Open-TQ-Metal: Fused Compressed-Domain Attention for Long-Context LLM Inference on Apple Silicon

arXiv cs.LG / 4/21/2026

📰 NewsDeveloper Stack & InfrastructureSignals & Early TrendsModels & Research

Key Points

  • Open-TQ-Metal is a new open-source implementation that brings fused compressed-domain attention to Apple Silicon, enabling 128K-context Llama 3.1 70B inference on a single 64GB consumer Mac.
  • The approach quantizes the KV cache to int4 on the fly and computes attention directly on the compressed representation using custom Metal compute shaders, avoiding intermediate dequantization matrices.
  • In 330 experiments across Gemma 4 (31B) and Llama 3.1 (70B), the fused sdpa_int4 kernel delivers a reported 48× attention speedup at 128K context versus a dequantize-then-attend baseline.
  • The method reduces KV cache memory from 40GB to 12.5GB (3.2× compression) while maintaining identical top-1 token predictions compared with FP16 inference.
  • The paper also provides cross-architecture findings on KV cache quantization, arguing that the attention scale factor—rather than model size—governs whether angular quantization schemes (e.g., PolarQuant) succeed.

Abstract

We present Open-TQ-Metal, the first implementation of fused compressed-domain attention on Apple Silicon, enabling 128K-context inference for Llama 3.1 70B on a single 64GB consumer Mac -- a configuration impossible with all existing inference frameworks.
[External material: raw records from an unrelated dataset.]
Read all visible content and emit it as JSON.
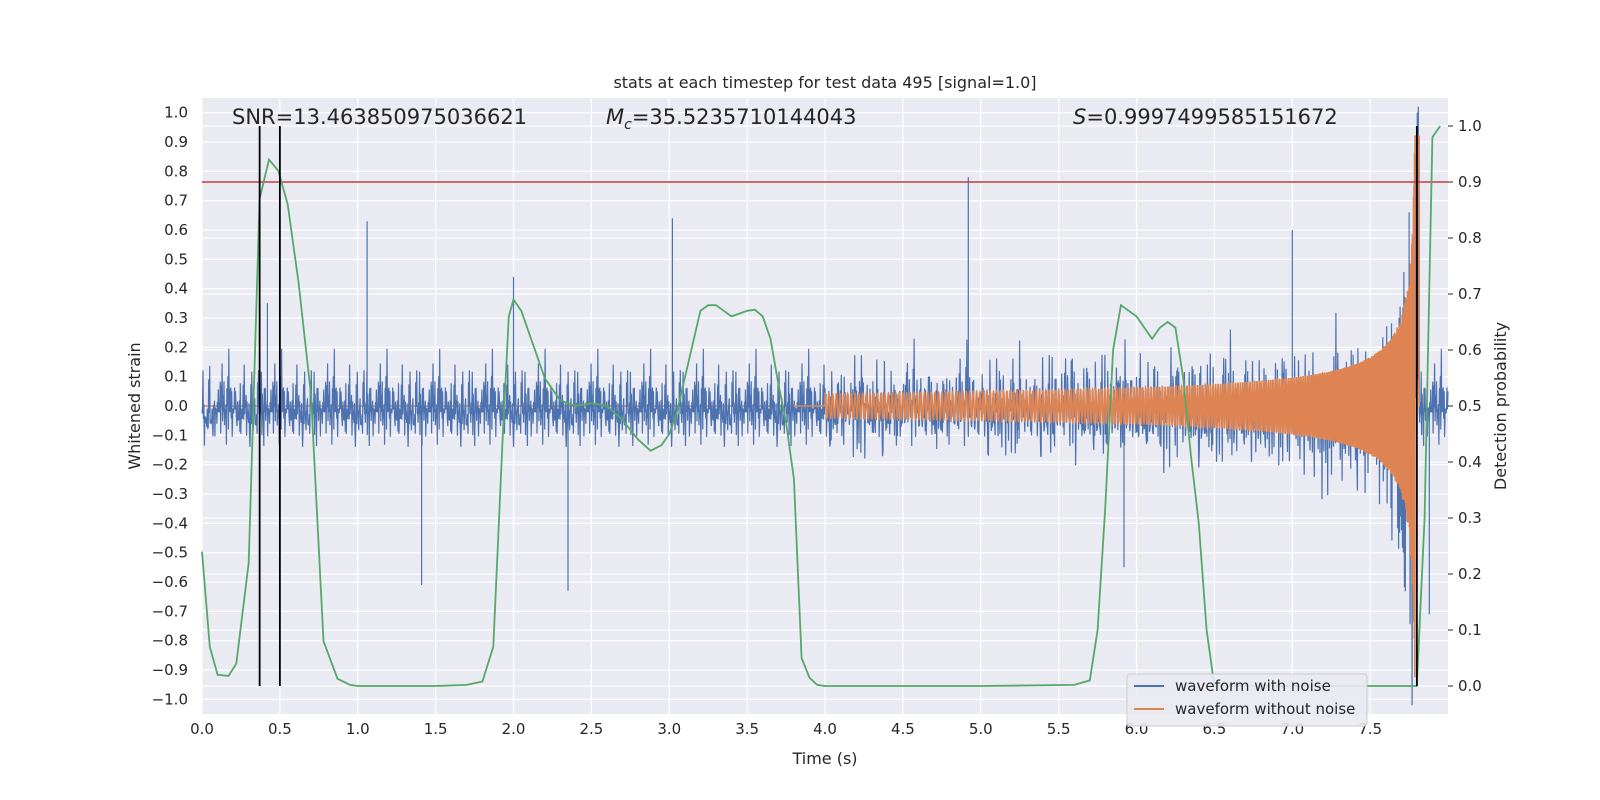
{
  "chart_data": {
    "type": "line",
    "title": "stats at each timestep for test data 495 [signal=1.0]",
    "xlabel": "Time (s)",
    "ylabel_left": "Whitened strain",
    "ylabel_right": "Detection probability",
    "xlim": [
      0.0,
      8.0
    ],
    "ylim_left": [
      -1.05,
      1.05
    ],
    "ylim_right": [
      -0.05,
      1.05
    ],
    "x_ticks": [
      "0.0",
      "0.5",
      "1.0",
      "1.5",
      "2.0",
      "2.5",
      "3.0",
      "3.5",
      "4.0",
      "4.5",
      "5.0",
      "5.5",
      "6.0",
      "6.5",
      "7.0",
      "7.5"
    ],
    "y_ticks_left": [
      "1.0",
      "0.9",
      "0.8",
      "0.7",
      "0.6",
      "0.5",
      "0.4",
      "0.3",
      "0.2",
      "0.1",
      "0.0",
      "−0.1",
      "−0.2",
      "−0.3",
      "−0.4",
      "−0.5",
      "−0.6",
      "−0.7",
      "−0.8",
      "−0.9",
      "−1.0"
    ],
    "y_ticks_right": [
      "1.0",
      "0.9",
      "0.8",
      "0.7",
      "0.6",
      "0.5",
      "0.4",
      "0.3",
      "0.2",
      "0.1",
      "0.0"
    ],
    "grid": true,
    "stats": {
      "snr": "SNR=13.463850975036621",
      "mc_symbol": "M",
      "mc_sub": "c",
      "mc_value": "=35.5235710144043",
      "s_symbol": "S",
      "s_value": "=0.9997499585151672"
    },
    "legend": {
      "placement": "lower-right",
      "entries": [
        {
          "label": "waveform with noise",
          "color": "#4c72b0"
        },
        {
          "label": "waveform without noise",
          "color": "#dd8452"
        }
      ]
    },
    "threshold": {
      "axis": "right",
      "value": 0.9,
      "color": "#c03d3e"
    },
    "vertical_markers": {
      "x": [
        0.37,
        0.5,
        7.8
      ],
      "color": "#000000"
    },
    "series": [
      {
        "name": "waveform with noise",
        "axis": "left",
        "color": "#4c72b0",
        "noise_band": {
          "x_range": [
            0.0,
            8.0
          ],
          "typical_abs": 0.3
        },
        "peaks": [
          {
            "x": 0.42,
            "y": 0.35
          },
          {
            "x": 0.5,
            "y": 0.5
          },
          {
            "x": 1.06,
            "y": 0.63
          },
          {
            "x": 1.41,
            "y": -0.61
          },
          {
            "x": 2.0,
            "y": 0.44
          },
          {
            "x": 2.35,
            "y": -0.63
          },
          {
            "x": 3.02,
            "y": 0.64
          },
          {
            "x": 4.92,
            "y": 0.78
          },
          {
            "x": 5.92,
            "y": -0.55
          },
          {
            "x": 7.0,
            "y": 0.6
          },
          {
            "x": 7.75,
            "y": 0.66
          },
          {
            "x": 7.88,
            "y": -0.71
          }
        ]
      },
      {
        "name": "waveform without noise",
        "axis": "left",
        "color": "#dd8452",
        "chirp": {
          "start": 4.0,
          "merger": 7.8,
          "peak_amp": 0.98
        }
      },
      {
        "name": "detection probability",
        "axis": "right",
        "color": "#55a868",
        "x": [
          0.0,
          0.05,
          0.1,
          0.17,
          0.22,
          0.3,
          0.37,
          0.43,
          0.49,
          0.55,
          0.62,
          0.7,
          0.78,
          0.87,
          0.95,
          1.0,
          1.2,
          1.5,
          1.7,
          1.8,
          1.87,
          1.93,
          1.97,
          2.0,
          2.05,
          2.1,
          2.2,
          2.3,
          2.4,
          2.5,
          2.6,
          2.7,
          2.8,
          2.88,
          2.95,
          3.0,
          3.05,
          3.1,
          3.2,
          3.25,
          3.3,
          3.35,
          3.4,
          3.45,
          3.5,
          3.55,
          3.6,
          3.65,
          3.7,
          3.75,
          3.8,
          3.85,
          3.9,
          3.95,
          4.0,
          5.0,
          5.6,
          5.7,
          5.75,
          5.8,
          5.85,
          5.9,
          6.0,
          6.05,
          6.1,
          6.15,
          6.2,
          6.25,
          6.3,
          6.35,
          6.4,
          6.45,
          6.5,
          7.7,
          7.78,
          7.8,
          7.85,
          7.9,
          7.95
        ],
        "values": [
          0.24,
          0.07,
          0.02,
          0.018,
          0.04,
          0.22,
          0.87,
          0.94,
          0.92,
          0.86,
          0.72,
          0.52,
          0.08,
          0.013,
          0.002,
          0.0,
          0.0,
          0.0,
          0.002,
          0.008,
          0.07,
          0.44,
          0.66,
          0.69,
          0.67,
          0.63,
          0.55,
          0.51,
          0.5,
          0.505,
          0.5,
          0.475,
          0.44,
          0.42,
          0.43,
          0.45,
          0.49,
          0.55,
          0.67,
          0.68,
          0.68,
          0.67,
          0.66,
          0.665,
          0.67,
          0.672,
          0.66,
          0.62,
          0.54,
          0.47,
          0.37,
          0.05,
          0.015,
          0.002,
          0.0,
          0.0,
          0.002,
          0.01,
          0.1,
          0.32,
          0.6,
          0.68,
          0.66,
          0.64,
          0.62,
          0.64,
          0.65,
          0.64,
          0.55,
          0.41,
          0.29,
          0.1,
          0.0,
          0.0,
          0.0,
          0.0,
          0.3,
          0.98,
          1.0
        ]
      }
    ]
  }
}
Open-TQ-Metal quantizes the KV cache to int4 on the fly and computes attention directly on the compressed representation via custom Metal compute shaders, eliminating all intermediate dequantization matrices. Across 330 experiments spanning two model families (Gemma 4 31B and Llama 3.1 70B), the fused sdpa_int4 kernel achieves 48x attention speedup at 128K context over the dequantize-then-attend baseline, reduces KV cache memory from 40 GB to 12.5 GB (3.2x compression), and maintains identical top-1 token predictions to FP16 inference. We further provide the first cross-architecture analysis of KV cache quantization methods, revealing that the attention scale factor -- not model size -- determines whether angular quantization schemes like PolarQuant succeed or fail, with Gemma 4's attn_scale=1.0 amplifying directional error 25-100x more than Llama's standard 1/sqrt(d) scaling.